The recent building boom has seen the first year when builders dipped into the pool of permits that has been collecting in the years since the Great Recession.
Spurred by a big increase in home values and demand, the first five months of 2021 has seen 133 single family building permits, according to the county, compared to 200 permits issued in all of 2020.
As of last week, there are still 584 permits in the current project pool and 1,452 permits available for individuals.
The 2 percent growth cap allows 418 permits to be issued during 2021. Until this year, the county builders haven’t exceeded the number of permits available under the annual allocation. From a spreadsheet issued by the county, the pool of project permits decreased by eight this year.
County commissioners appeared to be interested in reducing the pool of permits.

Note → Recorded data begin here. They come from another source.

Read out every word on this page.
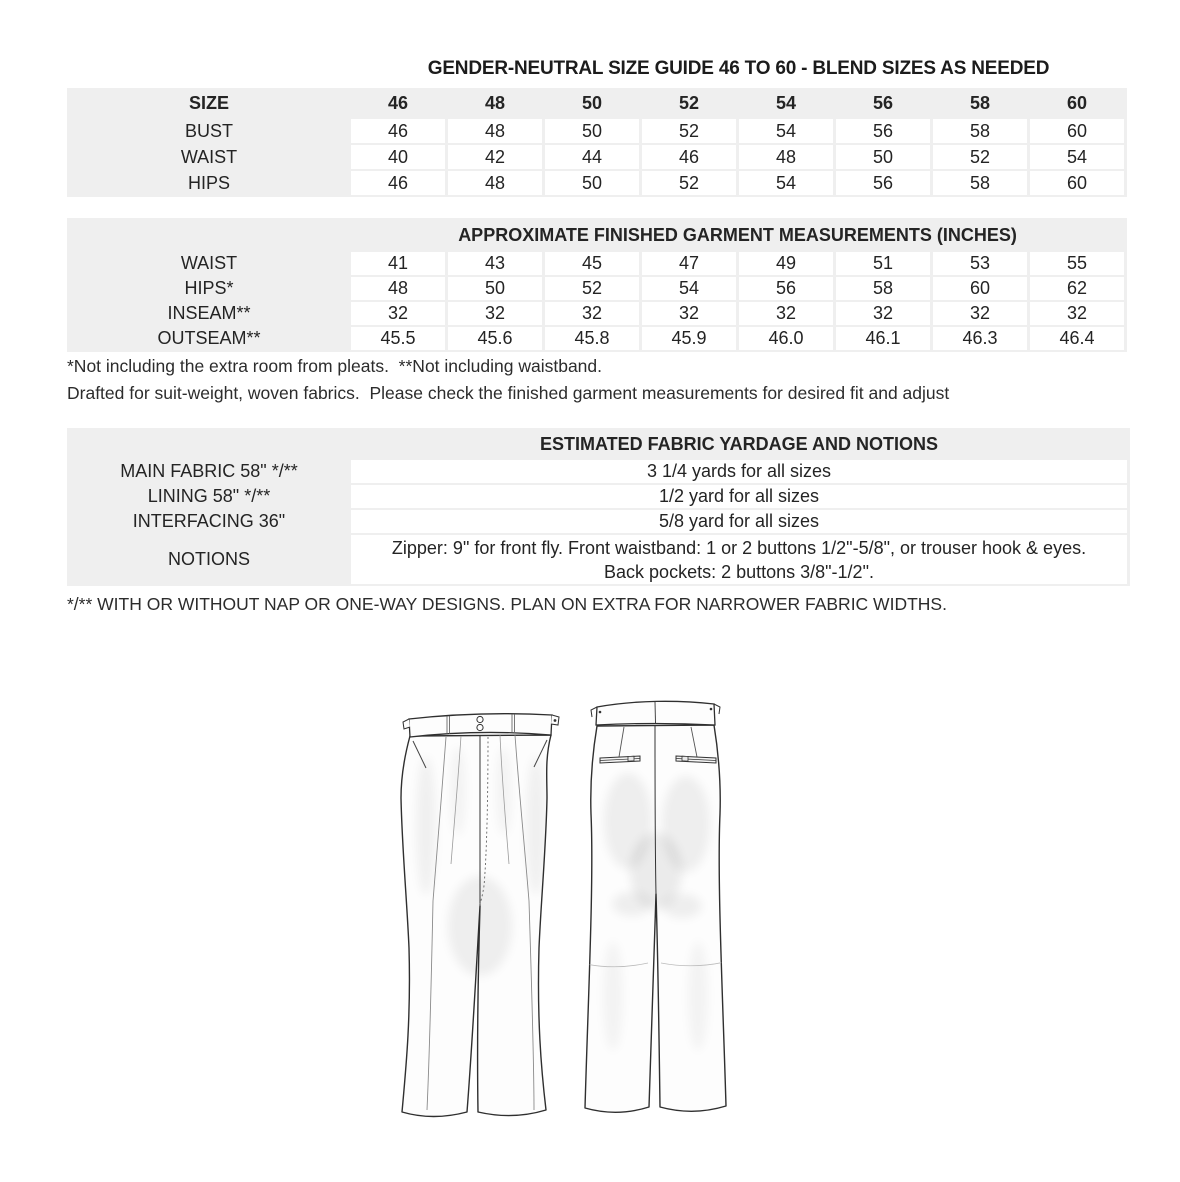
GENDER-NEUTRAL SIZE GUIDE 46 TO 60 - BLEND SIZES AS NEEDED
SIZE	46	48	50	52	54	56	58	60
BUST	46	48	50	52	54	56	58	60
WAIST	40	42	44	46	48	50	52	54
HIPS	46	48	50	52	54	56	58	60
	APPROXIMATE FINISHED GARMENT MEASUREMENTS (INCHES)							
WAIST	41	43	45	47	49	51	53	55
HIPS*	48	50	52	54	56	58	60	62
INSEAM**	32	32	32	32	32	32	32	32
OUTSEAM**	45.5	45.6	45.8	45.9	46.0	46.1	46.3	46.4
*Not including the extra room from pleats.  **Not including waistband.
Drafted for suit-weight, woven fabrics.  Please check the finished garment measurements for desired fit and adjust
	ESTIMATED FABRIC YARDAGE AND NOTIONS
MAIN FABRIC 58" */**	3 1/4 yards for all sizes
LINING 58" */**	1/2 yard for all sizes
INTERFACING 36"	5/8 yard for all sizes
NOTIONS	Zipper: 9" for front fly. Front waistband: 1 or 2 buttons 1/2"-5/8", or trouser hook & eyes.
Back pockets: 2 buttons 3/8"-1/2".
*/** WITH OR WITHOUT NAP OR ONE-WAY DESIGNS. PLAN ON EXTRA FOR NARROWER FABRIC WIDTHS.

County Planning Manager Sam Booth said there isn’t any rule that says a builder couldn’t pull all their permits at once, but that from a practical standpoint it was unlikely.
“There is no limit on the number of permits from the pool,” Booth said. “We issue permits from the pool first before we get to the number for the given year,” he said.
When commissioners approved the growth ordinance in 2007 and it was ratified by voters in 2008, no one anticipated that building in Carson Valley would come to a complete stop.
Under the approved ordinance, permits for projects that were already approved in 2007 would be vested.
The 2-percent growth cap established in the ordinance left lots of permits on the table in the years following the collapse.
Until 2018, the number of permits remained below the number available. That year, 140 permits for vested projects were pulled, which increased the total number of single family permits that year to 235, the highest single year total so far.
Only 154 permits were pulled in 2019 and 200 in 2020.
In their conclusion, planning staff said they believe that the approved projects ready to build will consume the project pool in the next 4-6 years based on current permit trends.
“Once the pool is used, the growth ordinance will limit projects to around 70 units per year through 2031, when the vested reduction will expire.”
Commissioner Walt Nowosad said he’d like to see the ordinance simplified so that it didn’t require an accountant to tell how many permits were available in a given year.
Commissioner Mark Gardner pointed out that an aggressive developer could pull a large number of permits from the pool, which he felt was not in the spirit of the initiative.